The House GOP tax bill would, as currently designed, trigger $136 billion in spending cuts in 2018 because the changes widen the deficit, according to the Congressional Budget Office. This is because the tax plan would violate a 2010 law that prohibits new tax cuts from adding to the debt without offsets.
Of those spending cuts, roughly $25 billion would come out of Medicare, the government-run health-care program for older Americans.
Democrats have used this CBO finding to say that the GOP plans would cut taxes for the wealthy in exchange for spending cuts that affect the elderly. Republicans have tried to dismiss these concerns, saying Congress will move to waive the spending-cut rules, as they have in the past. But waiving the automatic spending cuts would require support from Democrats, as 60 votes are needed.

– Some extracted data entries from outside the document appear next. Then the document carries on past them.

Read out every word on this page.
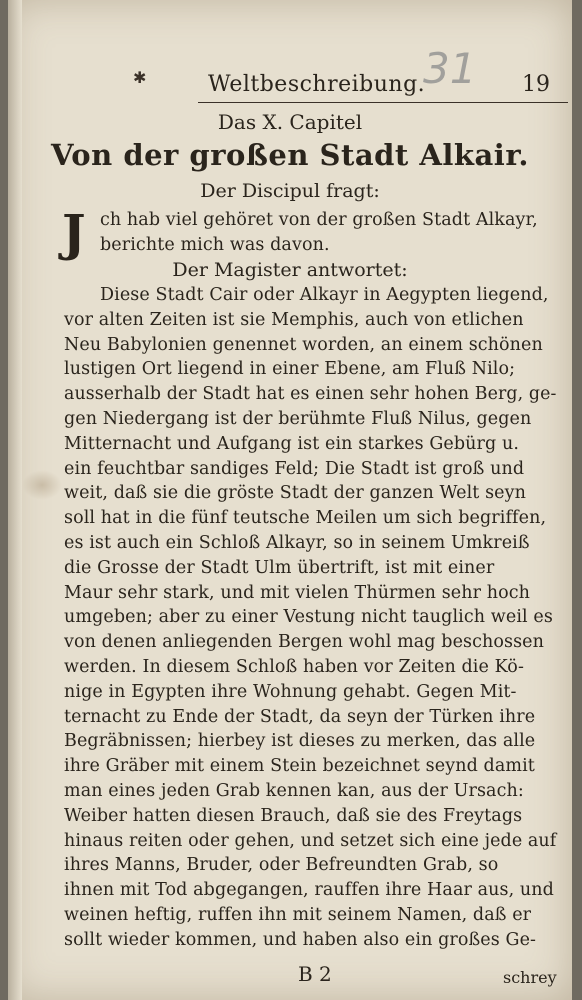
✱	31
Weltbeschreibung.	19
Das X. Capitel
Von der großen Stadt Alkair.
Der Discipul fragt:
J ch hab viel gehöret von der großen Stadt Alkayr,
berichte mich was davon.
Der Magister antwortet:
Diese Stadt Cair oder Alkayr in Aegypten liegend,
vor alten Zeiten ist sie Memphis, auch von etlichen
Neu Babylonien genennet worden, an einem schönen
lustigen Ort liegend in einer Ebene, am Fluß Nilo;
ausserhalb der Stadt hat es einen sehr hohen Berg, ge-
gen Niedergang ist der berühmte Fluß Nilus, gegen
Mitternacht und Aufgang ist ein starkes Gebürg u.
ein feuchtbar sandiges Feld; Die Stadt ist groß und
weit, daß sie die gröste Stadt der ganzen Welt seyn
soll hat in die fünf teutsche Meilen um sich begriffen,
es ist auch ein Schloß Alkayr, so in seinem Umkreiß
die Grosse der Stadt Ulm übertrift, ist mit einer
Maur sehr stark, und mit vielen Thürmen sehr hoch
umgeben; aber zu einer Vestung nicht tauglich weil es
von denen anliegenden Bergen wohl mag beschossen
werden. In diesem Schloß haben vor Zeiten die Kö-
nige in Egypten ihre Wohnung gehabt. Gegen Mit-
ternacht zu Ende der Stadt, da seyn der Türken ihre
Begräbnissen; hierbey ist dieses zu merken, das alle
ihre Gräber mit einem Stein bezeichnet seynd damit
man eines jeden Grab kennen kan, aus der Ursach:
Weiber hatten diesen Brauch, daß sie des Freytags
hinaus reiten oder gehen, und setzet sich eine jede auf
ihres Manns, Bruder, oder Befreundten Grab, so
ihnen mit Tod abgegangen, rauffen ihre Haar aus, und
weinen heftig, ruffen ihn mit seinem Namen, daß er
sollt wieder kommen, und haben also ein großes Ge-
B 2	schrey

If both parties become further entrenched, or a bill to waive the spending cuts is tacked onto a partisan bill, passage is not assured.
“If there is a deficit, and that happens, and it very well could, well, Congress will have to work its will. That’s what Congress is for, and we will,” Senate Finance Committee Chairman Orrin G. Hatch (R-Utah) said last week as his panel debated the bill.
Senate Republicans hope to pass their bill next week, and GOP lawmakers have said they plan to introduce an amendment that would make the temporary tax cuts permanent. That would require Democrats to vote along with Republicans to waive Senate rules, something they have not signaled they would do.
Warner, for his part, said he would not support waiving the spending-cut rules.
“They will have to own the results of this,” he said.